Quelque 140.000 sociétés actives ont été identifiées au Luxembourg par le quotidien français et les 16 médias partenaires associés à l'enquête. Les investigations de nos confrères montrent que 90% des sociétés immatriculées au Luxembourg sont détenues par des non-résidents, et une société sur trois est une société de participation ou holding dans laquelle sont logés des actifs, bénéficiant du régime fiscal très avantageux du Grand-Duché.

6.500 MILLIARDS D'EUROS D'ACTIFS
D'après les calculs du Monde, ces holdings offshore luxembourgeoises détiennent 6.500 milliards d'euros d'actifs. A titre de comparaison, le PIB de la France en 2019 était, selon l'Insee, de 2.322 milliards d'euros. Les Français figurent à la première place du classement des 157 nationalités représentées parmi les bénéficiaires du système luxembourgeois, avec 17.000 sociétés immatriculées. De grands groupes, comme Yves Rocher, Hermès, JCDecaux ou Decathlon, apparaissent dans ces données.

Côté particuliers, cette radiographie de l'économie luxembourgeoise révèle que 37 des 50 familles françaises les plus riches apparaissent dans les OpenLux, "dont Bernard Arnault, les Guerrand-Hermès ou les Mulliez". Parmi les premiers de cordée amis du Luxembourg figurent Michel Ohayon, propriétaire de La Grande Récré et de Camaïeu, le chef trois étoiles Yannick Alléno - qui affirme avoir rapatrié ses actifs dans l'Hexagone en 2020 -, ou encore le tennisman Jo-Wilfried Tsonga.

"Près de 15.000 Français possèdent des sociétés au Luxembourg, totalisant au moins 100 milliards d’euros d’actifs, soit 4 % du PIB français", écrivent nos confrères. "S’il devait être rapatrié demain en France et soumis à la 'flat tax' de 30 % sur les revenus du capital, ce 'trésor de guerre' pourrait faire rentrer près de 5 milliards d’euros dans les caisses de l’Etat", expliquent-ils encore. 5 milliards, soit un peu plus que ce que rapportait l'ISF (4,23 milliards d'euros) en son temps.

"627.000 DOCUMENTS COMPTABLES ENREGISTRÉS ENTRE 2010 ET 2020"
D'où viennent les données d'OpenLux ? Il ne s'agit pas d'une fuite, comme pour les "Panama Papers" et les "LuxLeaks" : les médias enquêteurs ont profité d'une directive votée par l'Union européenne en 2018, laquelle oblige les Etats membres à tenir des registres publics des propriétaires réels des sociétés domiciliés dans le pays. De sorte que Le Monde et ses partenaires ont pu "aspirer" du web "627.000 documents comptables enregistrés entre 2010 et 2020". Un tiers environ des comptes des sociétés n'ont pu être récupérés, le plus souvent parce qu'ils n'avaient pas été publiés, et seulement la moitié des bénéficiaires des sociétés ont pu être identifiés.

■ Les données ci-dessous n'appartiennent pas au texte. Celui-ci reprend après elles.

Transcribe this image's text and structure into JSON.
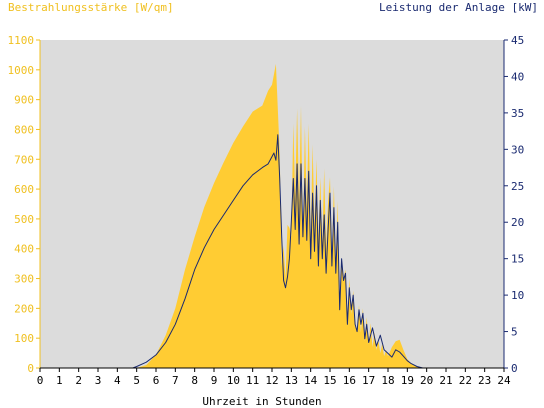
{
  "chart_data": {
    "type": "area",
    "title_left": "Bestrahlungsstärke [W/qm]",
    "title_right": "Leistung der Anlage [kW]",
    "xlabel": "Uhrzeit in Stunden",
    "xlim": [
      0,
      24
    ],
    "x_ticks": [
      "0",
      "1",
      "2",
      "3",
      "4",
      "5",
      "6",
      "7",
      "8",
      "9",
      "10",
      "11",
      "12",
      "13",
      "14",
      "15",
      "16",
      "17",
      "18",
      "19",
      "20",
      "21",
      "22",
      "23",
      "24"
    ],
    "y_left": {
      "label": "Bestrahlungsstärke [W/qm]",
      "lim": [
        0,
        1100
      ],
      "ticks": [
        "0",
        "100",
        "200",
        "300",
        "400",
        "500",
        "600",
        "700",
        "800",
        "900",
        "1000",
        "1100"
      ]
    },
    "y_right": {
      "label": "Leistung der Anlage [kW]",
      "lim": [
        0,
        45
      ],
      "ticks": [
        "0",
        "5",
        "10",
        "15",
        "20",
        "25",
        "30",
        "35",
        "40",
        "45"
      ]
    },
    "colors": {
      "irradiance_fill": "#ffcc33",
      "power_line": "#1a2a70",
      "plot_bg": "#dcdcdc",
      "left_axis_text": "#f0c020",
      "right_axis_text": "#1a2a70"
    },
    "series": [
      {
        "name": "Bestrahlungsstärke [W/qm]",
        "axis": "left",
        "style": "area",
        "x": [
          0,
          5.0,
          5.5,
          6.0,
          6.5,
          7.0,
          7.5,
          8.0,
          8.5,
          9.0,
          9.5,
          10.0,
          10.5,
          11.0,
          11.5,
          11.8,
          12.0,
          12.2,
          12.4,
          12.5,
          12.6,
          12.7,
          12.8,
          12.9,
          13.0,
          13.1,
          13.2,
          13.3,
          13.4,
          13.5,
          13.6,
          13.7,
          13.8,
          13.9,
          14.0,
          14.1,
          14.2,
          14.3,
          14.4,
          14.5,
          14.6,
          14.7,
          14.8,
          14.9,
          15.0,
          15.1,
          15.2,
          15.3,
          15.4,
          15.5,
          15.6,
          15.7,
          15.8,
          15.9,
          16.0,
          16.1,
          16.2,
          16.3,
          16.4,
          16.5,
          16.6,
          16.7,
          16.8,
          16.9,
          17.0,
          17.1,
          17.2,
          17.3,
          17.4,
          17.5,
          17.6,
          17.7,
          17.8,
          17.9,
          18.0,
          18.2,
          18.4,
          18.6,
          18.8,
          19.0,
          19.2,
          19.5,
          19.8,
          20.0,
          24
        ],
        "values": [
          0,
          0,
          10,
          45,
          110,
          200,
          330,
          440,
          540,
          620,
          690,
          755,
          810,
          860,
          880,
          930,
          950,
          1020,
          720,
          340,
          410,
          300,
          480,
          470,
          440,
          820,
          580,
          870,
          560,
          880,
          430,
          810,
          540,
          820,
          440,
          750,
          480,
          700,
          430,
          640,
          420,
          670,
          400,
          560,
          640,
          380,
          610,
          340,
          560,
          200,
          350,
          300,
          330,
          160,
          300,
          180,
          260,
          140,
          130,
          210,
          120,
          200,
          90,
          170,
          80,
          150,
          70,
          120,
          60,
          95,
          50,
          80,
          40,
          60,
          40,
          70,
          90,
          95,
          60,
          30,
          15,
          5,
          0,
          0,
          0
        ]
      },
      {
        "name": "Leistung der Anlage [kW]",
        "axis": "right",
        "style": "line",
        "x": [
          0,
          4.8,
          5.0,
          5.5,
          6.0,
          6.5,
          7.0,
          7.5,
          8.0,
          8.5,
          9.0,
          9.5,
          10.0,
          10.5,
          11.0,
          11.5,
          11.8,
          12.0,
          12.1,
          12.2,
          12.3,
          12.4,
          12.5,
          12.6,
          12.7,
          12.8,
          12.9,
          13.0,
          13.1,
          13.2,
          13.3,
          13.4,
          13.5,
          13.6,
          13.7,
          13.8,
          13.9,
          14.0,
          14.1,
          14.2,
          14.3,
          14.4,
          14.5,
          14.6,
          14.7,
          14.8,
          14.9,
          15.0,
          15.1,
          15.2,
          15.3,
          15.4,
          15.5,
          15.6,
          15.7,
          15.8,
          15.9,
          16.0,
          16.1,
          16.2,
          16.3,
          16.4,
          16.5,
          16.6,
          16.7,
          16.8,
          16.9,
          17.0,
          17.2,
          17.4,
          17.6,
          17.8,
          18.0,
          18.2,
          18.4,
          18.6,
          18.8,
          19.0,
          19.2,
          19.5,
          19.8,
          20.0,
          24
        ],
        "values": [
          0,
          0,
          0.2,
          0.8,
          1.8,
          3.5,
          6.0,
          9.5,
          13.5,
          16.5,
          19.0,
          21.0,
          23.0,
          25.0,
          26.5,
          27.5,
          28.0,
          29.0,
          29.5,
          28.5,
          32.0,
          26.0,
          18.0,
          12.0,
          11.0,
          12.5,
          15.0,
          20.0,
          26.0,
          19.0,
          28.0,
          17.0,
          28.0,
          18.0,
          26.0,
          17.5,
          27.0,
          15.0,
          24.0,
          16.0,
          25.0,
          14.0,
          23.0,
          15.0,
          21.0,
          13.0,
          19.0,
          24.0,
          14.0,
          22.0,
          13.0,
          20.0,
          8.0,
          15.0,
          12.0,
          13.0,
          6.0,
          11.0,
          8.0,
          10.0,
          6.0,
          5.0,
          8.0,
          6.0,
          7.5,
          4.0,
          6.0,
          3.5,
          5.5,
          3.0,
          4.5,
          2.5,
          2.0,
          1.5,
          2.5,
          2.2,
          1.6,
          1.0,
          0.6,
          0.2,
          0,
          0,
          0
        ]
      }
    ]
  }
}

Le gouvernement du Luxembourg a réagi à ces publications en affirmant que le pays "respecte pleinement toutes les réglementations européennes et internationales en matière de fiscalité et de transparence, et applique toutes les mesures communautaires et internationales en matière d'échange d'informations pour lutter contre les abus et l'évasion fiscales". Le Luxembourg, qui a amorcé un effort de transparence après avoir fait des arrangements fiscaux un sport national dans les années 90 et 2000 (sous la direction du Premier ministre Jean-Claude Juncker, président de la Commission européenne jusqu'en 2019), reste ridiculement en matière d'administration fiscale : "Le registre du commerce ne dispose que de 59 salariés, pour faire respecter l’obligation légale de déclarer les bénéficiaires effectifs de plus de 100.000 entités, et exercer un premier contrôle des déclarations", explique Le Monde.

Quoi qu'en dise le gouvernement luxembourgeois, le démantèlement de ce paradis fiscal au cœur de l'Europe n'est pas pour demain : la moitié des 17.000 sociétés luxembourgeoises détenues par des Français  ont été créées après les LuxLeaks, en 2014. 1.449 ont vu le jour en 2018, 1.484 en 2019, et 1.323 en 2020. A croire que les riches ne retiennent jamais la leçon.